All movements and gestures are precisely predetermined (…). All that remains is the hope of a world behind mirrors where everything physical transcends. The hope of escaping the relentless spiral at some point

Il 15 ottobre del 2021 i Moderat hanno infatti lanciato una tournée per il 2022 che farà tappa anche in Italia. Il live show è MORE D4TA, e ricomponendo l'anagramma si ottiene proprio Moderat IV.
Che sia forse arrivata l'ora di "riavvolgere il nastro"?
Sembra proprio così, visto che nella primavera del 2022, proprio con il titolo MORE D4TA, vede la luce il quarto lavoro dell'ensemble teutonico. Il periodo pandemico e la stasi artistica imposta hanno portato i tre artisti a riflettere sul vero significato che si cela dietro al continuo flussi di dati che regola la società odierna.
L'album, come accaduto nei celebri predecessori, è in grado di creare emozioni tensive grazie a miscele elettroniche che includono ingredienti techno, IDM, ambient, nonché kraut-rock, dubstep e trip-hop, un composto che ha il pregio di mostrare quali potrebbero essere le prospettive della musica pop del futuro.
La media qualitativa della track list è decisamente alta, pur non annoverando al proprio interno capisaldi al livello di “A New Error”, “Rusty Nails” o “Bad Kingdom”.

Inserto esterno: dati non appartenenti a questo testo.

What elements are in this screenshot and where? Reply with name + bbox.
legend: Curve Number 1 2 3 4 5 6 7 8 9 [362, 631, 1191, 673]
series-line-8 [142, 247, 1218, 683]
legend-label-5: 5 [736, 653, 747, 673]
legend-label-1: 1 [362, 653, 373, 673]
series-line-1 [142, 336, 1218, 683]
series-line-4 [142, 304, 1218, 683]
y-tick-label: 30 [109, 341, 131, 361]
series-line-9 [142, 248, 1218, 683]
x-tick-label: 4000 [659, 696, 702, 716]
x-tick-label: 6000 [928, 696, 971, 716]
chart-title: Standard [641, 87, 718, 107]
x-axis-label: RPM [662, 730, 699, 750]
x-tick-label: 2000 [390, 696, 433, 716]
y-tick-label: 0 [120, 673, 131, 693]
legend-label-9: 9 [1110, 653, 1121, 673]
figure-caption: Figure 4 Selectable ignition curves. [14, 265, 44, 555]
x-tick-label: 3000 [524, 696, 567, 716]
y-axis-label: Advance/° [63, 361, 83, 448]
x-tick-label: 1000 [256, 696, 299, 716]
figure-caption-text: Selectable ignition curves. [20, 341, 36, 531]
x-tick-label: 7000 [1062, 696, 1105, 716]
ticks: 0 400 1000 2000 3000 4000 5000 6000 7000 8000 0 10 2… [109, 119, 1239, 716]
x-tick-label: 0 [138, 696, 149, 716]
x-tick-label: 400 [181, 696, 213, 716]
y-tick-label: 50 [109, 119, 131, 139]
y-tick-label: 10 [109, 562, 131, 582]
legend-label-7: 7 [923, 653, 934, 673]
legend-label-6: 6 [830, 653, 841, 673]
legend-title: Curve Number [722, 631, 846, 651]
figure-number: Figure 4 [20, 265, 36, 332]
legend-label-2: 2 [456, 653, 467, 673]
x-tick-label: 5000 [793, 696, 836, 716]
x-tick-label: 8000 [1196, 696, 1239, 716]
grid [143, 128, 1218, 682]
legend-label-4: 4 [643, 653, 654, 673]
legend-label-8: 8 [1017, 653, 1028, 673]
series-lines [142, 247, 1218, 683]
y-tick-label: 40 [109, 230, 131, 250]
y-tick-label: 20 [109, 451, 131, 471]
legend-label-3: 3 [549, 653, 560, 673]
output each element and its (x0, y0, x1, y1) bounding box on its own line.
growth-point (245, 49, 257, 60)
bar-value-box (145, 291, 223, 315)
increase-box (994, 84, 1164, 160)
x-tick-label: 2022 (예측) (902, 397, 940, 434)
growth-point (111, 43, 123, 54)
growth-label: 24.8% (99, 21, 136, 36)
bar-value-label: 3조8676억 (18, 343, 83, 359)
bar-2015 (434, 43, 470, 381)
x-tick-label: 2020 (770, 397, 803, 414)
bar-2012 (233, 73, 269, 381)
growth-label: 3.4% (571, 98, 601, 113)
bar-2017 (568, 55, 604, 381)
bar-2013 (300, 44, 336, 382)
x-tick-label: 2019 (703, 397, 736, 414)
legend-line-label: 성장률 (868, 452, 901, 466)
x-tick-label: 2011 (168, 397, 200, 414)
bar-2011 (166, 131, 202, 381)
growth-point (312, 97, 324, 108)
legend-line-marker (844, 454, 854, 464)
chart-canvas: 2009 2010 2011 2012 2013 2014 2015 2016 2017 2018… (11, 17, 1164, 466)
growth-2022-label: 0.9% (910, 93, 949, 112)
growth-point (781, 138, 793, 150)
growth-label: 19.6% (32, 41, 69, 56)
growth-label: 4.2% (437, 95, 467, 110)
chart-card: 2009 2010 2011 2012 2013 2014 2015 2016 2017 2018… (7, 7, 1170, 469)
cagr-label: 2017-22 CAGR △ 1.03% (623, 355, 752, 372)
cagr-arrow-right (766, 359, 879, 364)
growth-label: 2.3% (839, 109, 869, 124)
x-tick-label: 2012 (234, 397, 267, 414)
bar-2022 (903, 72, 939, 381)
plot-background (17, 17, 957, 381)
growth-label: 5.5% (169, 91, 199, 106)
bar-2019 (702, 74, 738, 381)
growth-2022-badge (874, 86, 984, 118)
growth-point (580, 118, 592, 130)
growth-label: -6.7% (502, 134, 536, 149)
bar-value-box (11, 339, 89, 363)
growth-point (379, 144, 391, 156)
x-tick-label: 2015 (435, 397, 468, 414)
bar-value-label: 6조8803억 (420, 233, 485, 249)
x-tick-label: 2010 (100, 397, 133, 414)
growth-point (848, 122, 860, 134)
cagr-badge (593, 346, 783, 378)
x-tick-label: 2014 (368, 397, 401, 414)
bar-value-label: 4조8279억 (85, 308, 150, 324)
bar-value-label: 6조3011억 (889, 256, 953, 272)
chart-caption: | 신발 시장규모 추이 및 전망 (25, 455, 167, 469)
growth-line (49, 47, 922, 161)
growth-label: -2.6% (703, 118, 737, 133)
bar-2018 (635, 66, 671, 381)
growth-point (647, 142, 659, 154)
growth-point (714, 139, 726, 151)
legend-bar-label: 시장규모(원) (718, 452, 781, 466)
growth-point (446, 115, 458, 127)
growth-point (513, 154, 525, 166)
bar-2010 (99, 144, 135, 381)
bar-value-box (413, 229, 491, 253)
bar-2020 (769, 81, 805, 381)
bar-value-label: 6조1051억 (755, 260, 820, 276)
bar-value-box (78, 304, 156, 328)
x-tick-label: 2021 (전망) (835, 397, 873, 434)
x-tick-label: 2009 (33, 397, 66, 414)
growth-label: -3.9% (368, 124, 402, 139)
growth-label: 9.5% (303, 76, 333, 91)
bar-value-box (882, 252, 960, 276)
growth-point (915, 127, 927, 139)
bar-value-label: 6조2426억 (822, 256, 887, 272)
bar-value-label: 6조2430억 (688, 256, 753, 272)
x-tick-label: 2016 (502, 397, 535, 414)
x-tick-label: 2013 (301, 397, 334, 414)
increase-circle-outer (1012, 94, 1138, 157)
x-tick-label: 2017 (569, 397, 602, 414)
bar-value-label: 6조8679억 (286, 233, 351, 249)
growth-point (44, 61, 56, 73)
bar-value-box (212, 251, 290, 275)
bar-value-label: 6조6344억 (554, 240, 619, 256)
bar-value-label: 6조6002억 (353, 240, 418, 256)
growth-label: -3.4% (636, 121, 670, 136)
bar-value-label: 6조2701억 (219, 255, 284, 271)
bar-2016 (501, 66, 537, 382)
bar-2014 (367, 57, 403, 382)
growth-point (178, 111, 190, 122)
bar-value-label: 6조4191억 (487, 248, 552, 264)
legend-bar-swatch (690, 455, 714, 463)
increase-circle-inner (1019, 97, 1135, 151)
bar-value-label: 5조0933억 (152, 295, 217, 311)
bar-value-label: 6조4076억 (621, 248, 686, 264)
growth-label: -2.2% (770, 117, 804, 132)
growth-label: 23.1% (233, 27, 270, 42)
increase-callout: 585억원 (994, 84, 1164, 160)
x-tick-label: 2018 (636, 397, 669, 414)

Il bouquet di tessiture sperimentali è cesellato dalla voce di Sascha Ring, coautore di tutti i testi con la regista italo-germanica Elisa Mishto.
Con l'eccezione della trascinante "Neon Rats", i pezzi non ammiccano alla dance più spregiudicata: "Soft Edit" scivola dolcemente sulle onde del vocoder, mentre “Copy Copy” s’agghinda del sublime minimalismo à-la Frank Ocean, in attesa che "Easy Prey" porti a un livello successivo la fusione tra l’electro art-rock dei Radiohead periodo “Kid A” / “Amnesiac” e il trip-hop dei Massive Attack.
Tra i passaggi migliori sono da annoverare le assennate misture synth-industrial di “Numb Bell” e il simbolico chiarore emanato da “Fast Land”, una traccia a combustione lenta che cresce alimentandosi di estrose melodie elettroniche.
MORE D4TA non regala solo una nuova testimonianza proveniente da esponenti della più raffinata elite elettronica tedesca, ma impone anche uno spunto di riflessione su quanto accaduto in tempi recenti, dove l'isolamento e l'inondazione mediatica di informazioni sono purtroppo diventati un rumore di fondo permanente, un anfratto dove l’approvvigionamento di dati sugli usi e le consuetudini della popolazione mondiale ha letteralmente sopraffatto arte e cultura.